Choppies plans to increase its stores by almost 25% to 159 in the year through June. Shoprite expects to have 2,255 at the same time, across all brands. The Cape Town-based retailer had more than 100-million customers at its USave budget outlets in the 2015 financial year, it said, without releasing specific growth figures.
Massmart shares have fallen 29% this year while Shoprite has lost 19%. With consumer spending expected to come under more pressure in the first half of next year, retailers are seeking to expand their customer base, Mr Abraham said.
Succeeding in the low-income market isn’t always easy for retailers: profit margins aren’t as wide as in higher-income markets, billionaire Shoprite and Pepkor chairman Christo Wiese said by phone. While it’s harder to get handsome profit margins when selling to such customers, the payoff is in its size, Mr Ottapathu said.
"It’s a game between the margin and the volume," he said. "You need to be very alert to make sure you get this balance right."
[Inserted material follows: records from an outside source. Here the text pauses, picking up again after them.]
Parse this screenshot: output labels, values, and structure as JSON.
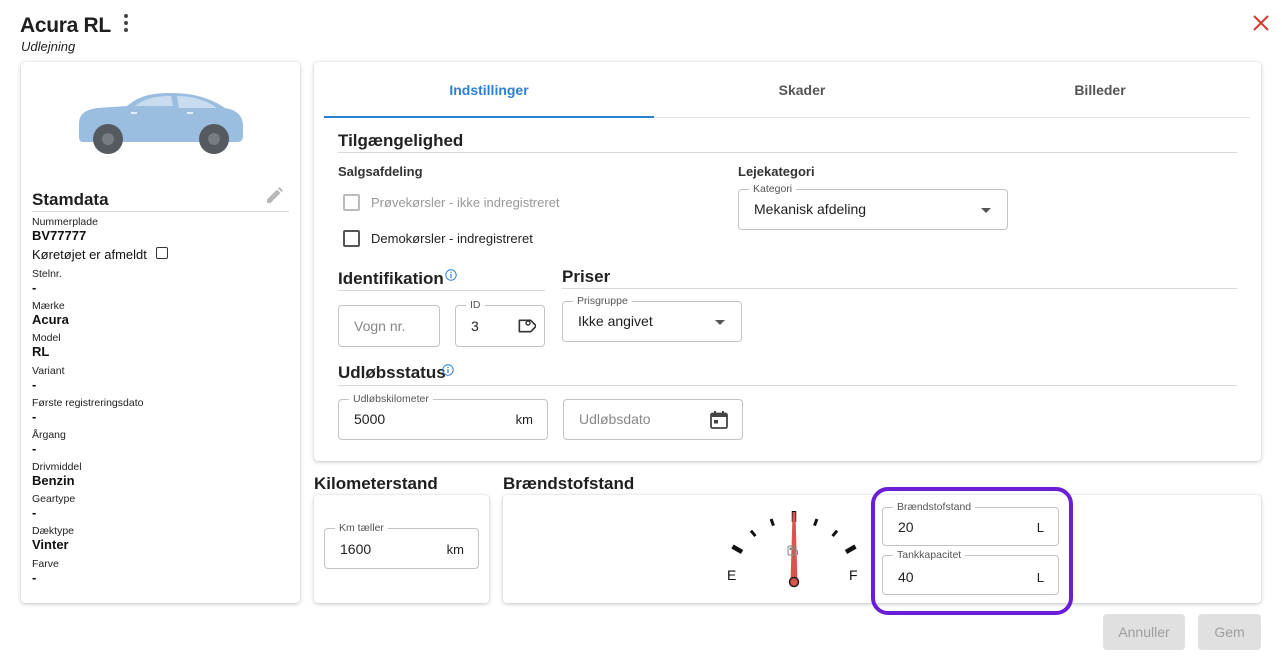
{
  "header": {
    "title": "Acura RL",
    "subtitle": "Udlejning"
  },
  "stamdata": {
    "title": "Stamdata",
    "fields": [
      {
        "label": "Nummerplade",
        "value": "BV77777"
      },
      {
        "label": "Stelnr.",
        "value": "-"
      },
      {
        "label": "Mærke",
        "value": "Acura"
      },
      {
        "label": "Model",
        "value": "RL"
      },
      {
        "label": "Variant",
        "value": "-"
      },
      {
        "label": "Første registreringsdato",
        "value": "-"
      },
      {
        "label": "Årgang",
        "value": "-"
      },
      {
        "label": "Drivmiddel",
        "value": "Benzin"
      },
      {
        "label": "Geartype",
        "value": "-"
      },
      {
        "label": "Dæktype",
        "value": "Vinter"
      },
      {
        "label": "Farve",
        "value": "-"
      }
    ],
    "afmeldt_label": "Køretøjet er afmeldt",
    "afmeldt_checked": false
  },
  "tabs": [
    {
      "label": "Indstillinger",
      "active": true
    },
    {
      "label": "Skader",
      "active": false
    },
    {
      "label": "Billeder",
      "active": false
    }
  ],
  "tilgaengelighed": {
    "title": "Tilgængelighed",
    "salgsafdeling": {
      "title": "Salgsafdeling",
      "options": [
        {
          "label": "Prøvekørsler - ikke indregistreret",
          "checked": false,
          "disabled": true
        },
        {
          "label": "Demokørsler - indregistreret",
          "checked": false,
          "disabled": false
        }
      ]
    },
    "lejekategori": {
      "title": "Lejekategori",
      "field_label": "Kategori",
      "value": "Mekanisk afdeling"
    }
  },
  "identifikation": {
    "title": "Identifikation",
    "vogn_placeholder": "Vogn nr.",
    "id_label": "ID",
    "id_value": "3"
  },
  "priser": {
    "title": "Priser",
    "field_label": "Prisgruppe",
    "value": "Ikke angivet"
  },
  "udloebsstatus": {
    "title": "Udløbsstatus",
    "km_label": "Udløbskilometer",
    "km_value": "5000",
    "km_unit": "km",
    "dato_placeholder": "Udløbsdato"
  },
  "kilometerstand": {
    "title": "Kilometerstand",
    "field_label": "Km tæller",
    "value": "1600",
    "unit": "km"
  },
  "braendstof": {
    "title": "Brændstofstand",
    "gauge": {
      "empty_label": "E",
      "full_label": "F",
      "level_fraction": 0.5
    },
    "level_label": "Brændstofstand",
    "level_value": "20",
    "level_unit": "L",
    "capacity_label": "Tankkapacitet",
    "capacity_value": "40",
    "capacity_unit": "L"
  },
  "actions": {
    "cancel": "Annuller",
    "save": "Gem"
  },
  "colors": {
    "accent": "#2b7fd4",
    "highlight": "#6a1fd6",
    "close": "#d33b32",
    "needle": "#d9534f",
    "car_body": "#9bbde0"
  }
}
With its clean outlets and modern layout, Choppies also attracts some well-off customers in Rustenburg. Kyle Hundermark, a resident in his early 20s from a more affluent part of town, says he normally shops for groceries at Pick n Pay but when he is at the Wall Street mall he will pop in to Choppies, especially for its meat.
As the fight for shoppers in SA intensifies, retailers are also pushing into sub-Saharan Africa, which has a retail market of more than $420bn. Food accounted for about 65% of Africa’s total retail sales of $823.2bn in 2013, according to a November report by Deloitte Touche Tohmatsu.
Choppies, which listed in SA in May and is also adding shops in Zimbabwe, Zambia and Kenya, was the fastest-growing retailer in the region, according to the same report.
Pepkor, SA’s biggest retailer, is considering adding some food to its stores, Mr Wiese said.
"In that lower end, it’s certainly not a walk in the park," he said. Yet in Africa, "that’s still where the bulk of the market is."